E uma interessante característica é que seu
arcabouço teórico foi acolhido e publicado, tendo como
cenário a divergência. Como Gramsci não desenvolveu nenhuma
questão visando a sua publicação, e por esse motivo não
existiu a preocupação de sistematizar todo seu trabalho para
tal fim, logo de início surgiu a questão de como se publicar
os cadernos. Como sistematiza o conjunto dos 33 cadernos
preenchidos na prisão? A interrogação surge porque Gramsci,
muitas vezes, escrevia ao mesmo tempo em vários cadernos. E
nem sempre o 1º terminava antes do 2º. Por exemplo, o
caderno de número 10 foi escrito entre 1932-35, enquanto o
de número 11 entre 1932-33, ou seja, o 11° foi concluído
antes do 10°. Além disso, os temas abordados, com algumas
exceções, não apresentam sistematizações típicas para
publicação. Tudo isso, fez com que o texto gramsciano fosse
alvo de inúmeras polêmicas. Afinal, era preciso organizá-lo
respeitando o máximo possível o raciocínio do autor.
Como se sabe a primeira edição dos
Quaderni, iniciada em 1948 e terminada em 1951,
efetivada pelo interlocutor pessoal de Gramsci, o também
fundador do Partido Comunista da Itália, Palmiro Togliatti,
logo foi substituída por uma outra. Conhecida como “Edição
Temática”, a organização togliattiana dos cadernos efetivada
por meio de temas específicos, apesar de ter sido
fundamental na difusão das idéias do autor nascido na
Sardenha, não se sustentou diante do texto original. Era
preciso interferir o menos possível nos escritos deixados
por Gramsci. Com esse intuito, o estudioso Valentino
Gerratana, juntamente com uma equipe de pesquisadores,
organizaram a “Edição Crítica”, respeitando a cronologia das
notas carcerárias. Esse novo trabalho de edição dos
Quaderni somente foi efetivado e tornado publico em
1975. No entanto, essa organização também já está sendo
questionada por outras propostas, com destaque para a
apresentada pelo filólogo Gianni Francioni.
Portanto, o trabalho deixado por Gramsci já
nasce ao publico como um elemento cercado por divergências,
debates, teses, etc. E todo esse processo para se encontrar
o melhor caminho de análise sobre os Cadernos, está
inserido não apenas no âmbito da filologia, mas também em
cenários históricos e políticos diversos.
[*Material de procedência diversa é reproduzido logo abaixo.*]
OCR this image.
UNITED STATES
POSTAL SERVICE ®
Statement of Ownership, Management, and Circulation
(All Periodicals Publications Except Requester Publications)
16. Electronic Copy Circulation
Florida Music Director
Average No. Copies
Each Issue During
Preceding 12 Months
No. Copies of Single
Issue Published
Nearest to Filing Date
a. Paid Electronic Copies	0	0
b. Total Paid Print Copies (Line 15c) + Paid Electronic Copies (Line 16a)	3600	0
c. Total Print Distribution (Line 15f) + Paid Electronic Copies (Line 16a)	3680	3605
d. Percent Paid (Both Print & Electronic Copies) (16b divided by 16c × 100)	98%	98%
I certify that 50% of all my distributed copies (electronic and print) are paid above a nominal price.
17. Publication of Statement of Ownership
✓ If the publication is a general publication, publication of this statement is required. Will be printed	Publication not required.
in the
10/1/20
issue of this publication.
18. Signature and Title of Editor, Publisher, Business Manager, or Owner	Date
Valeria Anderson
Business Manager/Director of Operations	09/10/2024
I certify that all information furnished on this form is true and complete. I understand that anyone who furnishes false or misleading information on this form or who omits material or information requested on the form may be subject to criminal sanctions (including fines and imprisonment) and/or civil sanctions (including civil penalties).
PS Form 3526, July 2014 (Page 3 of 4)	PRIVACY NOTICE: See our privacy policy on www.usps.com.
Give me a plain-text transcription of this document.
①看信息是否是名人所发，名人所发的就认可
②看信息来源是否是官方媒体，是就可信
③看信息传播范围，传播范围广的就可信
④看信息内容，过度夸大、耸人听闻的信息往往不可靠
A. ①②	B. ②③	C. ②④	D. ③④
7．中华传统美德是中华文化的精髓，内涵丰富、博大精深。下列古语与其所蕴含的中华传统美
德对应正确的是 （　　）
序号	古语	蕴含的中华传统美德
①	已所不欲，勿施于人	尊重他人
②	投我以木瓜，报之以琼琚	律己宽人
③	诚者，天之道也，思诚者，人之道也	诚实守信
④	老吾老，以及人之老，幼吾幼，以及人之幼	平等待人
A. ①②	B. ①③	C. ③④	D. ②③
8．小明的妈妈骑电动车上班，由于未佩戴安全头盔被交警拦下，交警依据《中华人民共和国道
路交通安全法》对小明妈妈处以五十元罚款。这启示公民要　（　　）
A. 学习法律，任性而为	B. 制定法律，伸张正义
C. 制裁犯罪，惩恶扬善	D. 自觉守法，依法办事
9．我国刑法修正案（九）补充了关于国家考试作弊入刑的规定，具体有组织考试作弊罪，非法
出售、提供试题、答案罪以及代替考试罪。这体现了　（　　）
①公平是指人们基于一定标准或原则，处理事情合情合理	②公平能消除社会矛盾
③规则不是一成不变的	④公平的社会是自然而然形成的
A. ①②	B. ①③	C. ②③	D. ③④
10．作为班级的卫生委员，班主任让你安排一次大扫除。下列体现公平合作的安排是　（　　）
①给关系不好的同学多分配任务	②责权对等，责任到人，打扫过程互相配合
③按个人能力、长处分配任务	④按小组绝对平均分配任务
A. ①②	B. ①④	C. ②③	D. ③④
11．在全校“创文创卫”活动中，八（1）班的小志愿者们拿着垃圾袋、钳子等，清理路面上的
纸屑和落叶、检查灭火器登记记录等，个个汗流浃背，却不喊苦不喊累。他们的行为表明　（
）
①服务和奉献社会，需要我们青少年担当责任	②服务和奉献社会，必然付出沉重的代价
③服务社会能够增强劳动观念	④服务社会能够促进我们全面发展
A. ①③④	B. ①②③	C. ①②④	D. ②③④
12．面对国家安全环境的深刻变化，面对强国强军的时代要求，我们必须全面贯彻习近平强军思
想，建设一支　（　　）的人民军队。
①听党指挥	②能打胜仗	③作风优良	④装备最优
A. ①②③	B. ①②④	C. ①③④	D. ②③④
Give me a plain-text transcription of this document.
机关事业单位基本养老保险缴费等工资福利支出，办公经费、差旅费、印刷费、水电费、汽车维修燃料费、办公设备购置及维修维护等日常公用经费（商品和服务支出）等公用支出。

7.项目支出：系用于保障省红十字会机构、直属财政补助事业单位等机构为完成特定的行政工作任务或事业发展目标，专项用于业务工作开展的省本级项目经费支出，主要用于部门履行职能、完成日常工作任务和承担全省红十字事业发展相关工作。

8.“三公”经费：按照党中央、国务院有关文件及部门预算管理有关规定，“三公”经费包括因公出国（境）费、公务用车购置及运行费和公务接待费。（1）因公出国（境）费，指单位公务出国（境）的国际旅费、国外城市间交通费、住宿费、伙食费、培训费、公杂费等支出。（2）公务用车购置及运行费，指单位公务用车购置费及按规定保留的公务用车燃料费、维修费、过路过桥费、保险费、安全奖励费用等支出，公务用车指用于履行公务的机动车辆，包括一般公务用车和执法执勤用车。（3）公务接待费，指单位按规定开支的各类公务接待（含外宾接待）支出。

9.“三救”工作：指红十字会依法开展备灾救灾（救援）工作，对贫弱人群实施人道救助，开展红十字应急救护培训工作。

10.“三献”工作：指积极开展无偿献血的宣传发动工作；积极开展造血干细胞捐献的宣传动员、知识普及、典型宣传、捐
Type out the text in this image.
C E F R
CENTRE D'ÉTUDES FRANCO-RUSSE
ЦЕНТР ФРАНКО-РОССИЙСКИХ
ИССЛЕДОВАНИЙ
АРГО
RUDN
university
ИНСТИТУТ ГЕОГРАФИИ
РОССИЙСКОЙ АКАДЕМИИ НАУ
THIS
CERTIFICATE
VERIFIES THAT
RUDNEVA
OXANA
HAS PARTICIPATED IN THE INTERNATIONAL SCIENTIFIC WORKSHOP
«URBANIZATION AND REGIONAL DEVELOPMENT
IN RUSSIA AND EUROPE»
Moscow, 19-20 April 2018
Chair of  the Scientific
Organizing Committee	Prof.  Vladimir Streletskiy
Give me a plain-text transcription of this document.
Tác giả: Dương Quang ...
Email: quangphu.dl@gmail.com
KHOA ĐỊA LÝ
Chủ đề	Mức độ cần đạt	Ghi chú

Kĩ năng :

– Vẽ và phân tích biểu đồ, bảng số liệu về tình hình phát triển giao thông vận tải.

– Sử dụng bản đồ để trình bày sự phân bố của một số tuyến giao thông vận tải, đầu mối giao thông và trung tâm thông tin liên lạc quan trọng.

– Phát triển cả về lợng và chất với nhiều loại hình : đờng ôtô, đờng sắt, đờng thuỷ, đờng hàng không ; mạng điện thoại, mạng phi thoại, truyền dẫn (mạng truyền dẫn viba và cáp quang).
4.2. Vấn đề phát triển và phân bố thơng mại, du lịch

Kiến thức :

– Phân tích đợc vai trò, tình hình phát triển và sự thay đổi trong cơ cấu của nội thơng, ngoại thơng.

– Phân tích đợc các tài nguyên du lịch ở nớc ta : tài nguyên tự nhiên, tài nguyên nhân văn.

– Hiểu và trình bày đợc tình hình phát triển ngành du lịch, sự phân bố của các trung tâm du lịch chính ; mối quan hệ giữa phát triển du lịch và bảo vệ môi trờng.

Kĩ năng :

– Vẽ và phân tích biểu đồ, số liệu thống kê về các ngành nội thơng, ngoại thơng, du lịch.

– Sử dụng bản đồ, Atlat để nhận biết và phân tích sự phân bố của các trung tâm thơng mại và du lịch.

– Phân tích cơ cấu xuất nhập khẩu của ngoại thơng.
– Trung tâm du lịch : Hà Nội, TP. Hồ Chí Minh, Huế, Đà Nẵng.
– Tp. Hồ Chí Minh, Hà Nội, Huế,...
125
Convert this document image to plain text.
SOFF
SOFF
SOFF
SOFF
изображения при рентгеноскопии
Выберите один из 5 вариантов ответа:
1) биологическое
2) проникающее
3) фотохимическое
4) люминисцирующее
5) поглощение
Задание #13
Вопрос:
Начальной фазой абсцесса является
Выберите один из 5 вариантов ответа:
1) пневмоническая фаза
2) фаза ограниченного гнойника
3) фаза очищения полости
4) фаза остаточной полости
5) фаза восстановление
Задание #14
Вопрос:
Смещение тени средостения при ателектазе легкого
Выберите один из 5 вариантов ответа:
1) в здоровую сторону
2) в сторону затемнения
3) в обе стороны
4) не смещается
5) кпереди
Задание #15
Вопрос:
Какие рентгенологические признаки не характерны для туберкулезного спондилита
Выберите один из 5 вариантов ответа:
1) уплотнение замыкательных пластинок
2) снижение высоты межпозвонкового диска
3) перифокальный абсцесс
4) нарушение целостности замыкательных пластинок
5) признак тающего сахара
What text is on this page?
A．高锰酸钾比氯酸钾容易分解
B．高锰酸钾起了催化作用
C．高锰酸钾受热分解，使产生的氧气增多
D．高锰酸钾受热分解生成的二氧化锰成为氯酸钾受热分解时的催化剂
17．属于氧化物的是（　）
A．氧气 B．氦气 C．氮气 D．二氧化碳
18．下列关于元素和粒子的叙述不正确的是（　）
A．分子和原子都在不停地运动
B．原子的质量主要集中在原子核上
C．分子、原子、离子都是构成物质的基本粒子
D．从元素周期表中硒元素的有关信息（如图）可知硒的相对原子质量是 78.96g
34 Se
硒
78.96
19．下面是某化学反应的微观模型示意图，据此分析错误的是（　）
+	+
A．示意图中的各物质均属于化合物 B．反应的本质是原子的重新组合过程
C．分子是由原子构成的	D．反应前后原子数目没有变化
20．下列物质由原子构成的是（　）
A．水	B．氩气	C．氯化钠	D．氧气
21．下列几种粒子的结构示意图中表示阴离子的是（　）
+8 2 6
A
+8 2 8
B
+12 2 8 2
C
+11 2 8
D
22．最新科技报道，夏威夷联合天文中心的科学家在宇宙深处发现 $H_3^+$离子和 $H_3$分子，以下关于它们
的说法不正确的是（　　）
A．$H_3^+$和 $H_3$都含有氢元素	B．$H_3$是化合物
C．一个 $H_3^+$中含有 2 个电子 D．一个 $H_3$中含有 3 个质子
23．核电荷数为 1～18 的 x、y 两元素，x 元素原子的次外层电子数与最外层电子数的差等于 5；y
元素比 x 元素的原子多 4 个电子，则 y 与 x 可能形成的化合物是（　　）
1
Muito desse “espírito” que marcou as
primeiras edições dos cadernos gramscianos, sem dúvida, foi
estendido a própria compreensão dos conteúdos conceituais
presentes na obra. Do mesmo modo que houve, e ainda há, o
debate sobre como se organizar a “estrutura” dos cadernos,
também existiu, e certamente ainda existe, diversas visões
sobre as idéias do italiano. Então, ao sair de um espaço de
debate, o pensamento de Gramsci acabou se inserindo em
outro, não necessariamente sobre como se deve ler suas
anotações, mas também como se deve entender política e
ideologicamente suas concepções. O giro que seu pensamento
deu pelos vários países – no momento de sua
internacionalização, em muitos casos significando a sua
desnacionalização – foi acompanhado por absorções
intelectuais múltiplas. E mesmo dentro de cada espaço
nacional, as “traduções” político-ideológicas também são
bastante heterogêneas. Exemplo claro disso é o próprio
Brasil.
Na sociedade brasileira, suas anotações são
utilizadas por inúmeros setores que passam pelos membros do
Partido dos Trabalhadores até por duros críticos do atual
governo. Conceitos como “hegemonia”, “sociedade civil”,
“guerra de posição”, “guerra de movimento”, “Estado”,
“intelectual orgânico”, “intelectual tradicional”,
“nacional-popular”, “moderno príncipe”, “senso comum”,
“reforma intelectual e moral”, entre muitos outros, são
constantemente utilizados por sindicalistas, professores,
religiosos, membros de governos, jornalistas, sociólogos,
pedagogos, cientistas políticos, antropólogos, filósofos,
etc. Em alguns casos, Gramsci é “traduzido” como um defensor
da “democracia liberal”, em outros como um “comunista
defensor da classe operária e da revolução social”. Também
aparece, ora como um criador de uma “filosofia da práxis” –
completamente nova e original, distante de Marx – ora como
um dos principais autores da história do marxismo. Ora como
“idealista”, ora como “criativo materialista histórico”.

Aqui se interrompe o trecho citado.